- From: Stephen Farrell <stephen.farrell@cs.tcd.ie>
- Date: Fri, 09 May 2008 14:34:06 +0100
- To: Johnathan Nightingale <johnath@mozilla.com>
- CC: Thomas Roessler <tlr@w3.org>, W3C WSC W3C WSC Public <public-wsc-wg@w3.org>
Johnathan Nightingale wrote: > > Hey Thomas, > > The text below was proposed by me, and is in the document, and is > probably enough to close the issue. But in side conversations with Mez, > I ruminated over the fact that it's not clear to me whether this > renders, e.g., Firefox 3 non-compliant. I *think* we'd be fine, because > this line seems to carry the day: > >>> The requirements in this section do not require user agents to >>> store information about past interactions longer than they >>> otherwise would. > > But the thing is, we DO store plenty of information about past > interactions: browsing history, bookmarks, saved passwords, cookies, as > examples. But we do NOT store historical TLS information.
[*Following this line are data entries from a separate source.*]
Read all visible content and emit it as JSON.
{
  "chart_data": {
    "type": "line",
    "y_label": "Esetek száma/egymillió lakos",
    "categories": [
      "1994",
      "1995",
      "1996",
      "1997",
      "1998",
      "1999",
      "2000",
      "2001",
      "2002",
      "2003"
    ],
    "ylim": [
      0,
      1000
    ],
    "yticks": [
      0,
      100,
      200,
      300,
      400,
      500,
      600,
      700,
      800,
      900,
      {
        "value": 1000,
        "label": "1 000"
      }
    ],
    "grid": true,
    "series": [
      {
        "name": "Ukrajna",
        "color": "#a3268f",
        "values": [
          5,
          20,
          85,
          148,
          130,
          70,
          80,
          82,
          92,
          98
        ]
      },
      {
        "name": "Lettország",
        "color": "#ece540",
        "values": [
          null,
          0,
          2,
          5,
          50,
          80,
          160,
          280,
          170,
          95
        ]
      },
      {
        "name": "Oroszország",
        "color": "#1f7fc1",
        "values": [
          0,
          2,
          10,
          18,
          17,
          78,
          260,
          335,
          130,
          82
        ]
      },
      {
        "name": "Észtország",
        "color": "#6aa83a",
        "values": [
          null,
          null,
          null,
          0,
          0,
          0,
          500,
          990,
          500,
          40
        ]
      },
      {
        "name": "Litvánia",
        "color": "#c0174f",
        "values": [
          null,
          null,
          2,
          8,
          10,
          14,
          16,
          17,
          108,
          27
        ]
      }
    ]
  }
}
I *think* > that's still okay, ... Have to say that that interpretation didn't occur to me at all, so I guess, like Thomas, I'd rather that whatever do write down implies that UAs are to store historical TLS info. While I can see why an implementer might not be overjoyed with that change, I don't think that we should limit ourselves to producing a REC with which current UAs are already compliant. S.